Controlled phage therapy hints at future alternative to antibiotics
Phages, viruses that thrive by infecting bacteria, have long been mooted as a potential replacement for antibiotics. But where antibiotics pose the problem of the bacteria they target mutating into dangerous resistant strains, phages pose risks due to their own fast-paced evolution, though those risks are poorly understood.
But new research suggests it may be possible to mitigate those risks. Left to nature, particular phages are able to seek out and destroy particular types of bacteria. But here it’s only the seeking that the researchers are interested in, using the phages to deliver a payload of gold nanorods which, with the help of light, destroy both the target bacteria and their phages at once. If you’ll forgive the grim analogy, you can think of the phage as the guidance system and the nanorods the warhead of this particular antibacterial guided missile.
“What we did was to conjugate the phages to gold nanorods,” UC Santa Barbara’s Irene Chen explains in a press release. If you thought conjugation was something that happened only to verbs, don’t panic: it can also simply mean to join or couple. “When these nanorods are photo-excited, they translate the energy from light to heat, and that creates very high local temperatures.”
The so-called “phanorod” combinations of nanorods and phages were added to in-vitro cultures of mammal cells with an added bacteria biofilm. They were then exposed to light in near-infrared wavelengths to cause the all-important photo-excitement. The resulting heat kills both the bacteria and the phage.
In experiments, the phanorods successfully destroyed the potent human pathogens E. coli, P. aeruginosa and V. cholerae. It’s important to note that the phanorods also destroyed 20 percent of the mammal cells in the culture, which the research categorizes as a “low rate of damage.”
“This issue of whether it damages mammalian tissues is very important,” Chen explains. “Work in nanotechnology and nanomedicine treating bacterial infections indicates that when it’s non-targeted, it really does burden the surrounding tissues.”
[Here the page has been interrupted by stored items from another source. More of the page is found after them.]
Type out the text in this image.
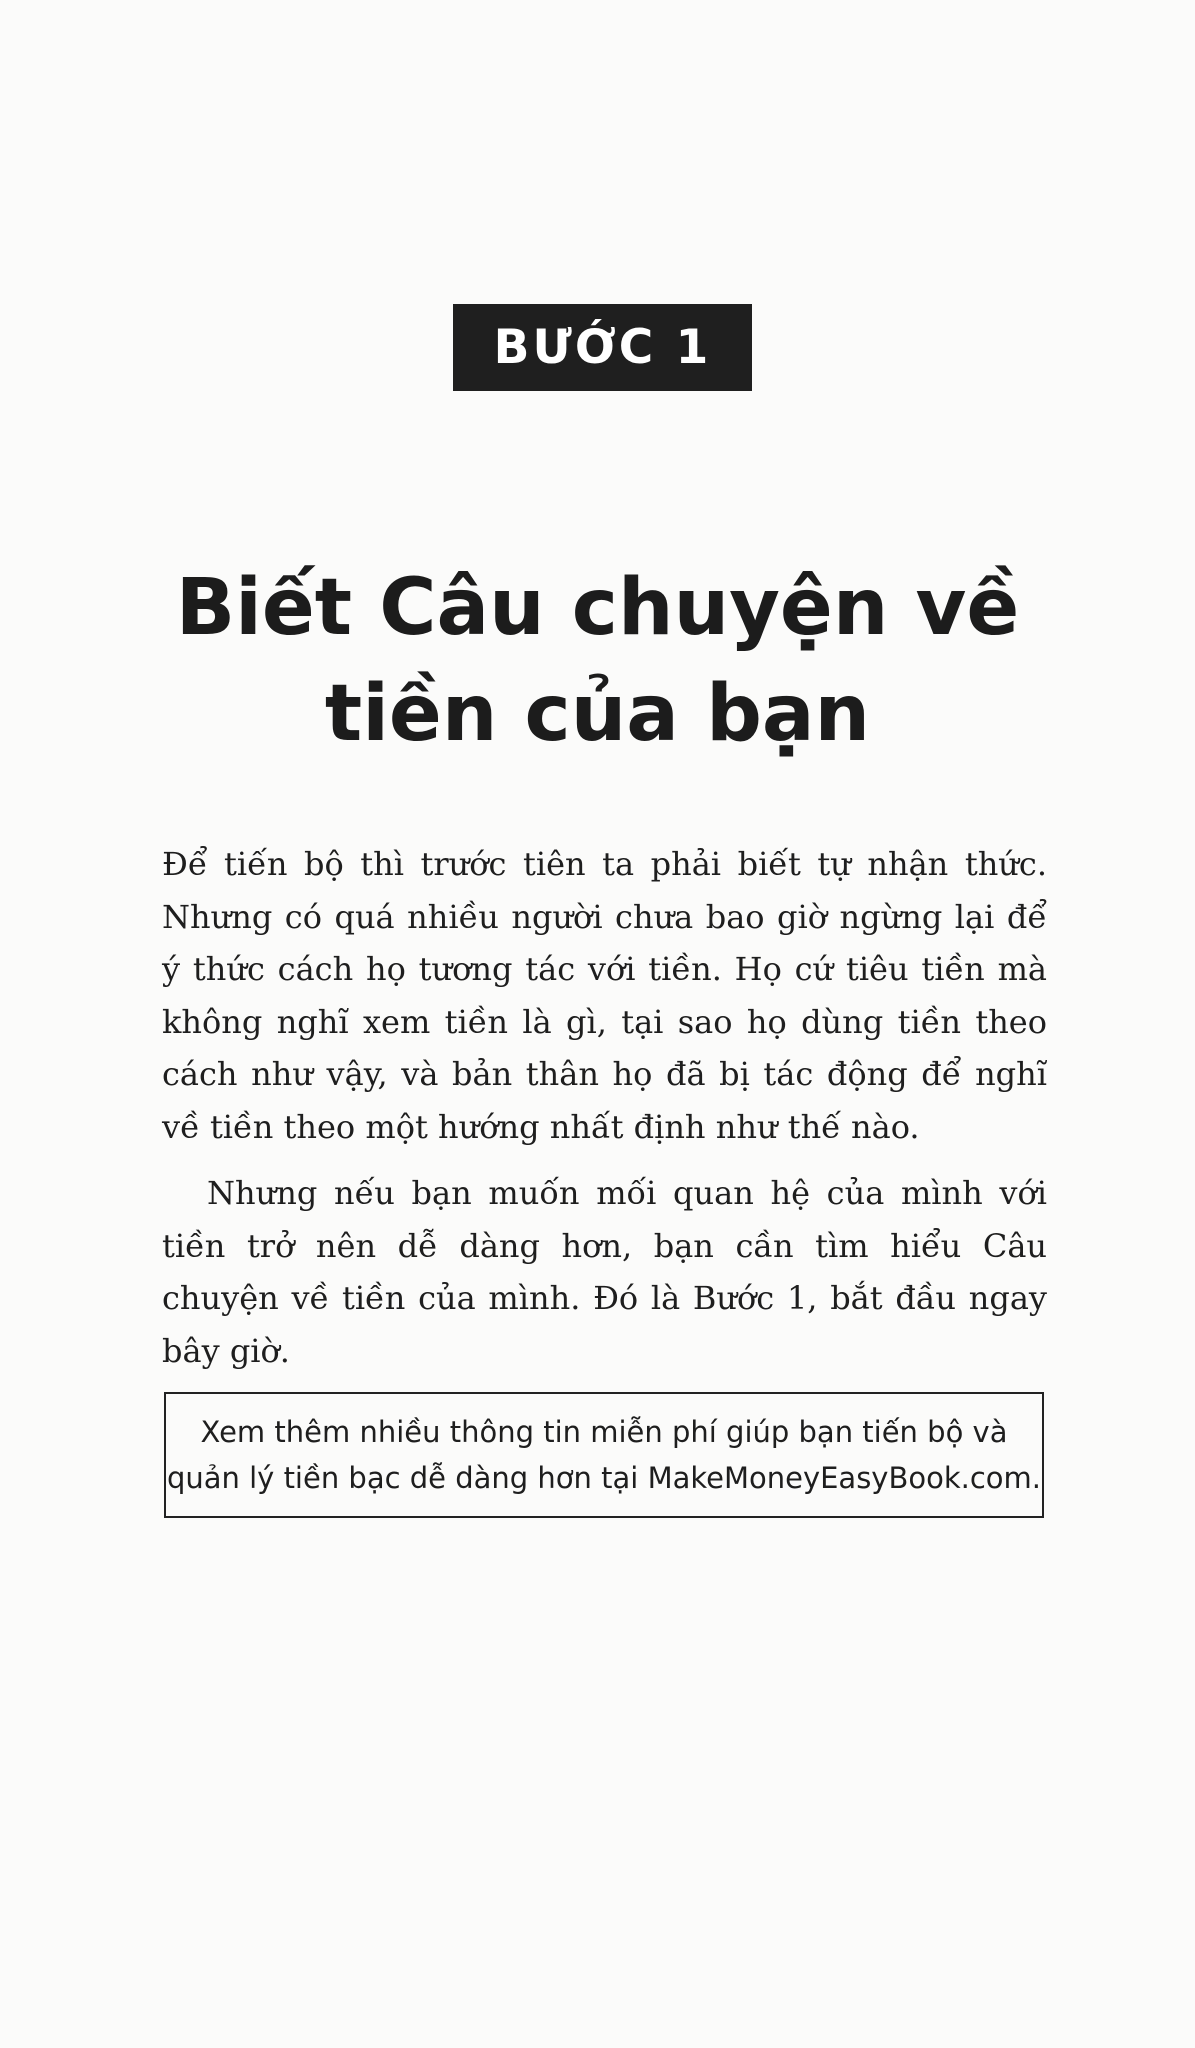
BƯỚC 1
Biết Câu chuyện về
tiền của bạn

Để tiến bộ thì trước tiên ta phải biết tự nhận thức. Nhưng có quá nhiều người chưa bao giờ ngừng lại để ý thức cách họ tương tác với tiền. Họ cứ tiêu tiền mà không nghĩ xem tiền là gì, tại sao họ dùng tiền theo cách như vậy, và bản thân họ đã bị tác động để nghĩ về tiền theo một hướng nhất định như thế nào.

Nhưng nếu bạn muốn mối quan hệ của mình với tiền trở nên dễ dàng hơn, bạn cần tìm hiểu Câu chuyện về tiền của mình. Đó là Bước 1, bắt đầu ngay bây giờ.

Xem thêm nhiều thông tin miễn phí giúp bạn tiến bộ và
quản lý tiền bạc dễ dàng hơn tại MakeMoneyEasyBook.com.
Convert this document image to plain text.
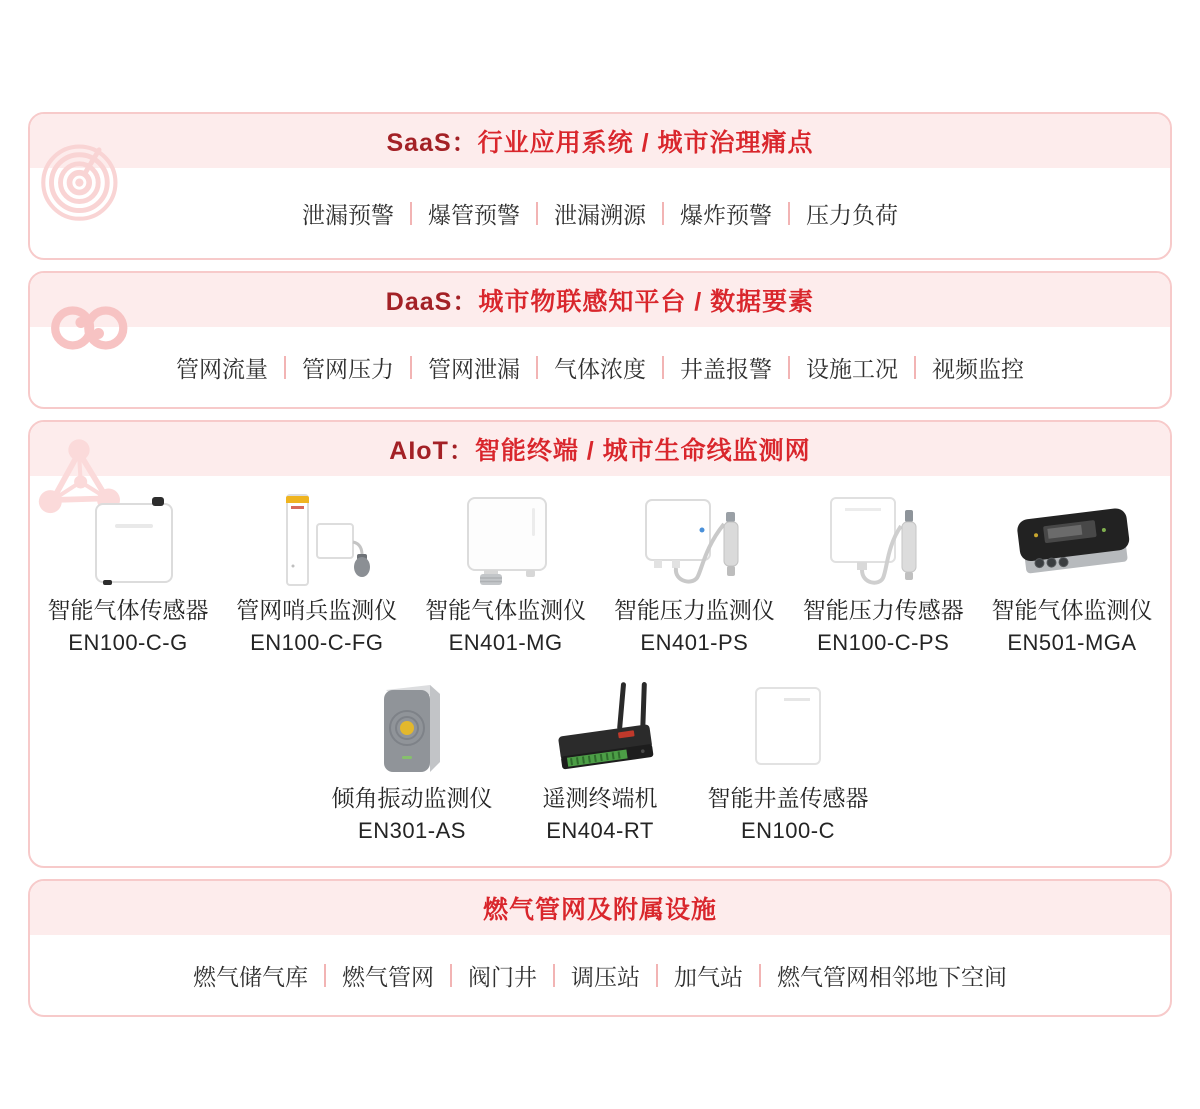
SaaS：行业应用系统 / 城市治理痛点
泄漏预警 爆管预警 泄漏溯源 爆炸预警 压力负荷
DaaS：城市物联感知平台 / 数据要素
管网流量 管网压力 管网泄漏 气体浓度 井盖报警 设施工况 视频监控
AIoT：智能终端 / 城市生命线监测网
智能气体传感器
EN100-C-G
管网哨兵监测仪
EN100-C-FG
智能气体监测仪
EN401-MG
智能压力监测仪
EN401-PS
智能压力传感器
EN100-C-PS
智能气体监测仪
EN501-MGA
倾角振动监测仪
EN301-AS
遥测终端机
EN404-RT
智能井盖传感器
EN100-C
燃气管网及附属设施
燃气储气库 燃气管网 阀门井 调压站 加气站 燃气管网相邻地下空间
As well as the unpredictable nature of unchecked phage evolution, there are other issues with their historical use. They can potentially carry toxins, and it’s hard to gauge the success of the treatment. “You might see it completely work or you might see it completely fail, but you don’t have the kind of dose response you want,” Chen explains. But this new controlled approach to phage therapy could potentially mitigate these issues as well.
The team’s research will go on to look at more phages to target more types of bacteria, as well as exploring photothermal methods to treat several bacterial infections at once. However, the work is very much at the research stage, and there’s no suggestion of clinical use at this stage.
The team’s research was published Monday in Proceedings of the National Academy of Sciences. It’s free to read online.